The complete BCMR Medical Consultants evaluation is at Exhibit
E.
_________________________________________________________________
APPLICANT'S REVIEW OF AIR FORCE EVALUATION:
If he had the pre-existing condition of chromic sinusitis then
he believes the BCMR Medical Consultants opinion is correct in
its main points, and the finding of EPTS ILOD NA is correct. If
the Board finds this is the case, then he requests the Board
direct the Air Force Reserve Command (AFRC) to initiate an LOD
for his initial case of sinusitis for which he received medical
treatment while he was on active duty in Iraq in 2006. However,
if he did not have chronic sinusitis but rather merely a
history of brief annual episodes of sinusitis beginning after his
Iraq deployment, with each episode occurring and ending in a few
days, then the correct finding for both the brief episode of
sinusitis for which he was treated for in Afghanistan, as well as
the treatment records indicating a brief episode in sinusitis in
Iraq, should both be characterized as ILOD.
The Board should end this drawn-out process and direct AFRC to
change the finding of his condition as ILOD as there is
absolutely zero evidence of a pre-existing condition of chronic
sinusitis in his records.
The applicants complete rebuttal to the BCMR Medical
Consultants evaluation, with attachments, is at Exhibit G.
_________________________________________________________________
THE BOARD CONCLUDES THAT:
1. The applicant has exhausted all remedies provided by existing
law or regulations.
2. The application was timely filed.
3. Insufficient relevant evidence has been presented to
demonstrate the existence of an error or an injustice. We took
notice of the applicant's complete submission in judging the
merits of the case; however, we agree with the opinions and
recommendations of the Air Force office of primary responsibility
and the BCMR Medical Consultant, which have not been adequately
rebutted by the applicant, and adopt their rationale as the basis
for our conclusion that the applicant has not been the victim of
an error or injustice. Therefore, in the absence of evidence to
the contrary, we find no basis to recommend granting the relief
sought in this application.
4. The applicant's case is adequately documented and it has not
been shown that a personal appearance with or without counsel
will materially add to our understanding of the issues involved.

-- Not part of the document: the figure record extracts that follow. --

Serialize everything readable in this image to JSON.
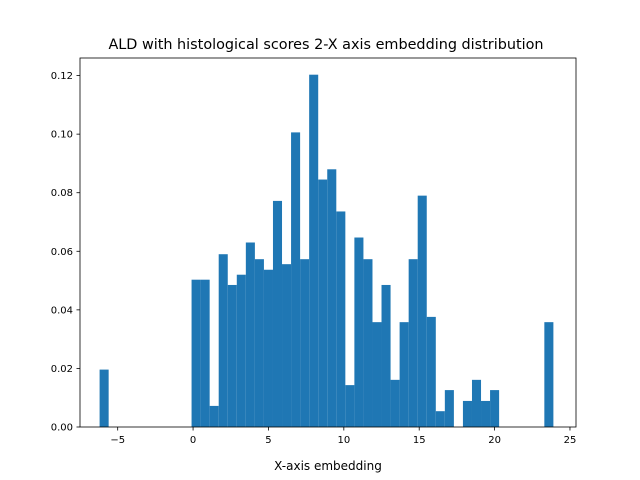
{
  "chart_data": {
    "type": "bar",
    "title": "ALD with histological scores 2-X axis embedding distribution",
    "xlabel": "X-axis embedding",
    "ylabel": "",
    "xlim": [
      -7.5,
      25.4
    ],
    "ylim": [
      0,
      0.126
    ],
    "bar_color": "#1f77b4",
    "grid": false,
    "xticks": [
      -5,
      0,
      5,
      10,
      15,
      20,
      25
    ],
    "yticks": [
      0.0,
      0.02,
      0.04,
      0.06,
      0.08,
      0.1,
      0.12
    ],
    "xtick_labels": [
      "−5",
      "0",
      "5",
      "10",
      "15",
      "20",
      "25"
    ],
    "ytick_labels": [
      "0.00",
      "0.02",
      "0.04",
      "0.06",
      "0.08",
      "0.10",
      "0.12"
    ],
    "bin_width": 0.6,
    "bins": [
      {
        "x": -6.2,
        "y": 0.0196
      },
      {
        "x": -0.1,
        "y": 0.0503
      },
      {
        "x": 0.5,
        "y": 0.0503
      },
      {
        "x": 1.1,
        "y": 0.0072
      },
      {
        "x": 1.7,
        "y": 0.059
      },
      {
        "x": 2.3,
        "y": 0.0485
      },
      {
        "x": 2.9,
        "y": 0.052
      },
      {
        "x": 3.5,
        "y": 0.063
      },
      {
        "x": 4.1,
        "y": 0.0573
      },
      {
        "x": 4.7,
        "y": 0.0537
      },
      {
        "x": 5.3,
        "y": 0.0772
      },
      {
        "x": 5.9,
        "y": 0.0556
      },
      {
        "x": 6.5,
        "y": 0.1006
      },
      {
        "x": 7.1,
        "y": 0.0573
      },
      {
        "x": 7.7,
        "y": 0.1203
      },
      {
        "x": 8.3,
        "y": 0.0845
      },
      {
        "x": 8.9,
        "y": 0.088
      },
      {
        "x": 9.5,
        "y": 0.0736
      },
      {
        "x": 10.1,
        "y": 0.0143
      },
      {
        "x": 10.7,
        "y": 0.0647
      },
      {
        "x": 11.3,
        "y": 0.0573
      },
      {
        "x": 11.9,
        "y": 0.0358
      },
      {
        "x": 12.5,
        "y": 0.0485
      },
      {
        "x": 13.1,
        "y": 0.0161
      },
      {
        "x": 13.7,
        "y": 0.0358
      },
      {
        "x": 14.3,
        "y": 0.0573
      },
      {
        "x": 14.9,
        "y": 0.079
      },
      {
        "x": 15.5,
        "y": 0.0376
      },
      {
        "x": 16.1,
        "y": 0.0054
      },
      {
        "x": 16.7,
        "y": 0.0126
      },
      {
        "x": 17.9,
        "y": 0.0089
      },
      {
        "x": 18.5,
        "y": 0.0161
      },
      {
        "x": 19.1,
        "y": 0.0089
      },
      {
        "x": 19.7,
        "y": 0.0126
      },
      {
        "x": 23.3,
        "y": 0.0358
      }
    ]
  }
}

Therefore, the request for a hearing is not favorably considered.
_________________________________________________________________
THE BOARD DETERMINES THAT:
The applicant be notified that the evidence presented did not
demonstrate the existence of material error or injustice; that
the application was denied without a personal appearance; and
that the application will only be reconsidered upon the
submission of newly discovered relevant evidence not considered
with this application.
_________________________________________________________________
The following members of the Board considered AFBCMR Docket
Number BC-2012-00979 in Executive Sessions on 27 November 2012
and 22 March 2013, under the provisions of AFI 36-2603:
Panel Chair
Member
Member
The following documentary evidence was considered in connection
with AFBCMR Docket Number BC-2012-00979:
Exhibit A. DD Form 149, dated 12 Mar 12, w/atchs.
Exhibit B. Letter, AFRC/SG, dated 23 May 12.
Exhibit C. Letter, SAF/MRBR, dated 4 Jun 12.
Exhibit D. Letter, Applicant, dated 2 Jun 12
Exhibit E. Letter, BCMR Medical Consultant, dated 7 Feb 13.
Exhibit F. E-mail, SAF/MRBC, dated 8 Feb 13.
Exhibit G. Letter, Applicant, dated 8 Mar 13, w/atchs.